Dans un débat avec Tariq Ramadan, Morin s’était demandé pourquoi deux religions, l’Islam et le Christianisme, qui, selon lui, auraient le même Dieu, sont en conflit mutuel. « L’universalisme du message du Christ, c’est la fraternité, c’est la compréhension et la compassion, c’est le dieu miséricordieux capable de pardonner. Où est le mal? Dans la folie de l’absolu et de la vérité, dans la fin de l’espérance ». N’est-ce pas clair? La prétention d’absolu, de vérité, est le motif de l’opposition (exactement le contraire de ce qu’enseignait Benoît XVI); retirez du christianisme l’affirmation que Jésus Christ est le seul Sauveur de l’homme, qu’il y a une seule Église, une seule Révélation, etc. et enfin nous aurons une religion qui s’intégrera dans le monde magnifique des hommes qui se reconnaissent dans l’unique horizon de l Terre-maison commune.

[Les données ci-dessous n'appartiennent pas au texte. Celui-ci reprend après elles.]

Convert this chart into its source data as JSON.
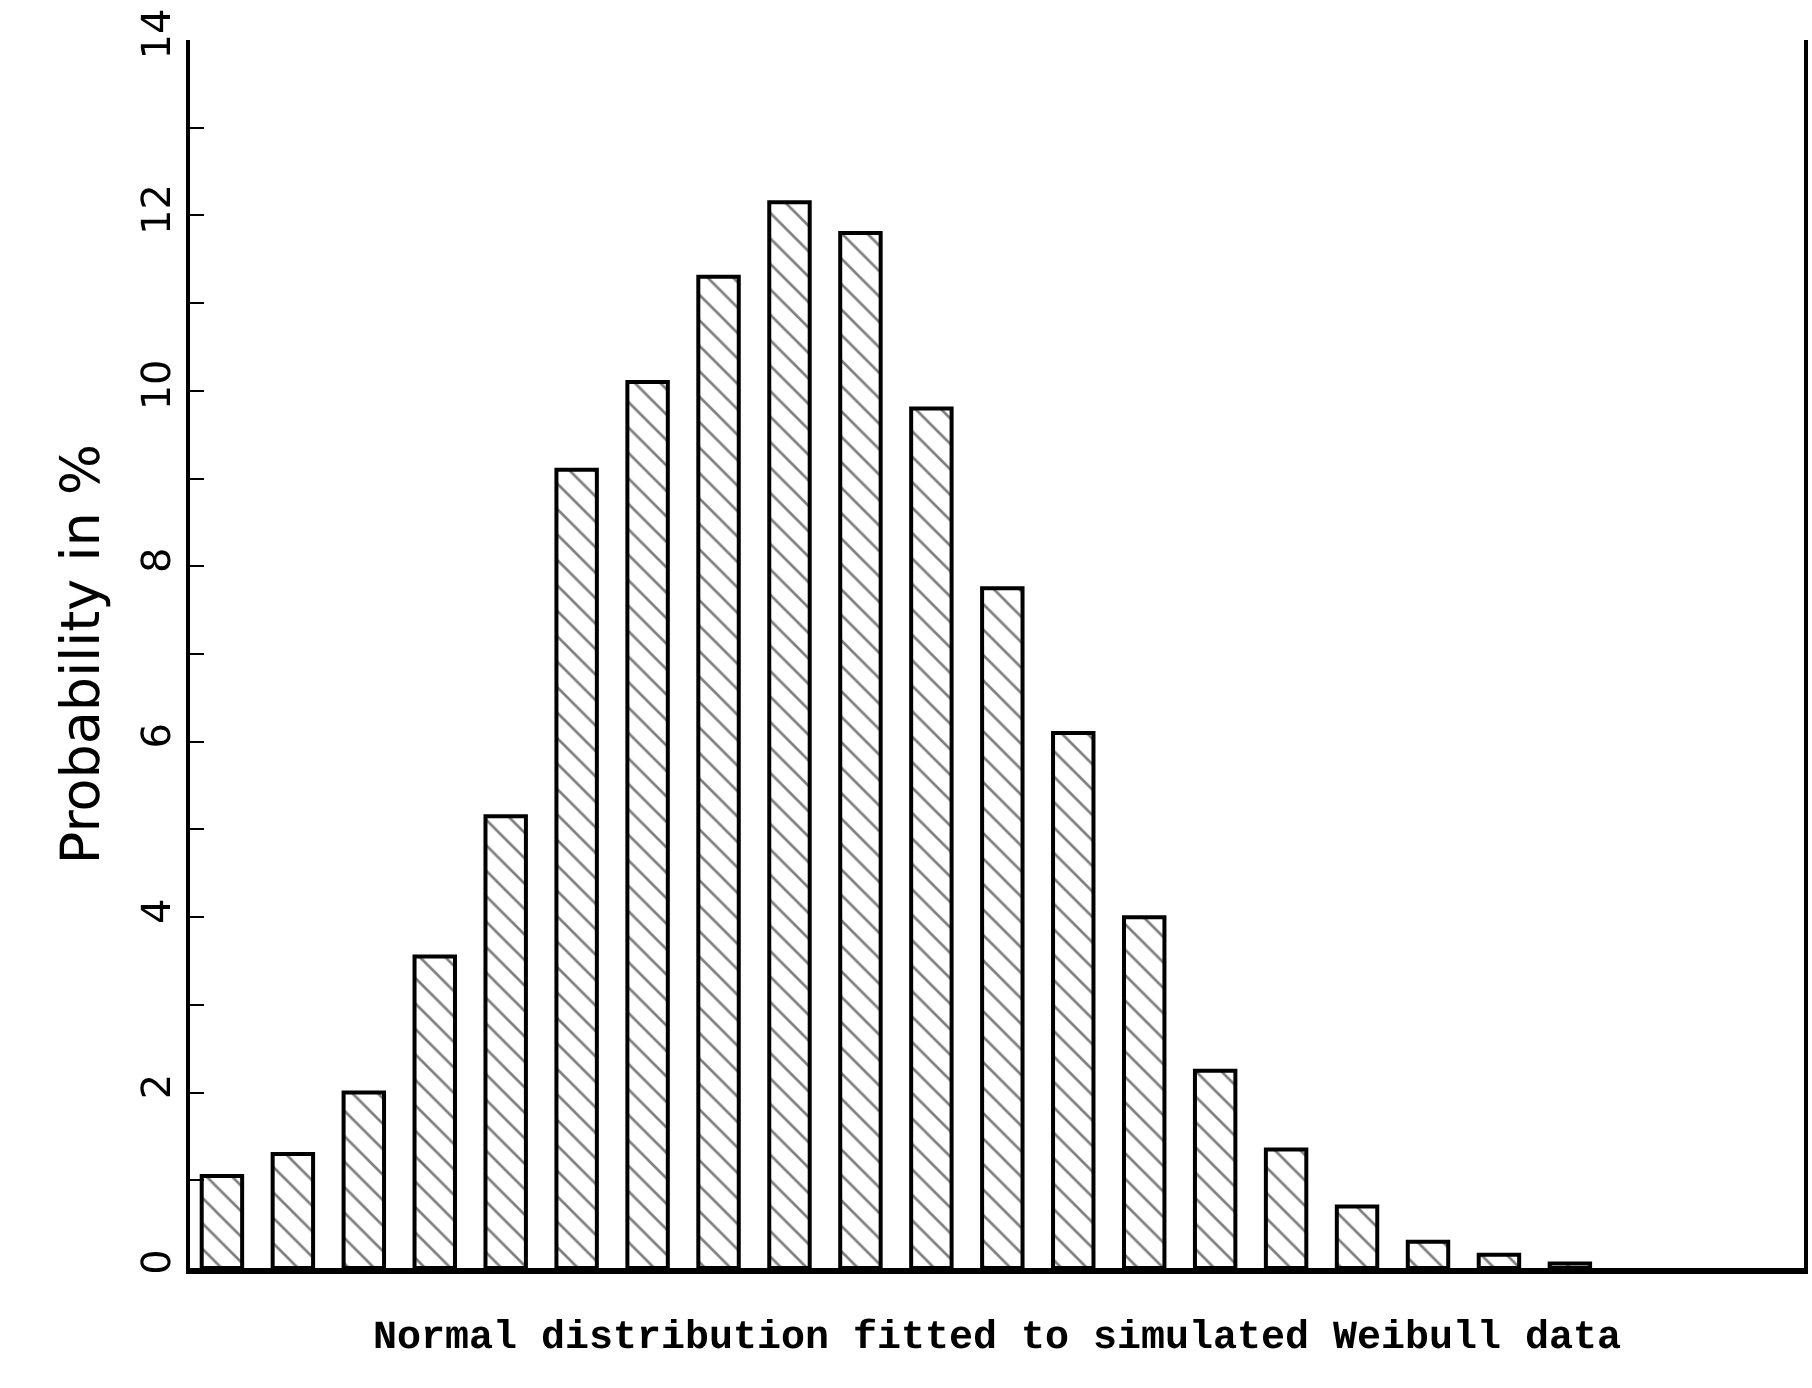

Il ne faut pas être naïf au point de penser que Morin se limite à vaticiner ou à émettre quelque désir pieux, devant une tasse de thé et des biscuits. Le vieil intellectuel français n’est pas emmené dans le monde entier pour parler de complexité et de métamorphose par simple érudition; cette réalisation d’un monde nouveau, à travers une nouvelle éducation planétaire (c’est à ce thème qu’il a consacré les deux grands ouvrages pédagogiques « Une tête bien faite: réforme de l’enseignement et réforme de la pensée’ et « Les sept connaissances nécessaires à l’éducation du futur »), DOIT se produire et a besoin, à cette fin, d’un gouvernement.

Morin écrivait avec pas mal de toupet en 2002 (« Émergence de la société-monde ») : « Un gouvernement mondial démocratique, aujourd’hui, est hors de portée; toutefois, les sociétés démocratiques se préparent par des moyens non démocratiques, autrement dit par des réformes imposées ».

N’est-ce pas (là aussi) très clair? La difficulté de la création de ce gouvernement mondial est sous les yeux de tous: « L’exemple de l’Europe nous montre la lenteur d’un chemin qui nécessite l’accord de tous les partenaires ». Zut. Mais la solution est vite trouvée : « Il faudrait une augmentation soudaine et terrible des dangers, l’avènement d’une catastrophe pour constituer l’électrochoc nécessaire à la sensibilisation et à la prise de décision. A travers la régression, la dislocation, le chaos, les désastres, la Terre-Patrie pourrait naître d’un civisme planétaire, d’une urgence de la société civile planétaire, d’une amplification des Nations Unies, qui ne remplace pas les patries, mais les englobe« . (dans « Au-delà de l’abîme »).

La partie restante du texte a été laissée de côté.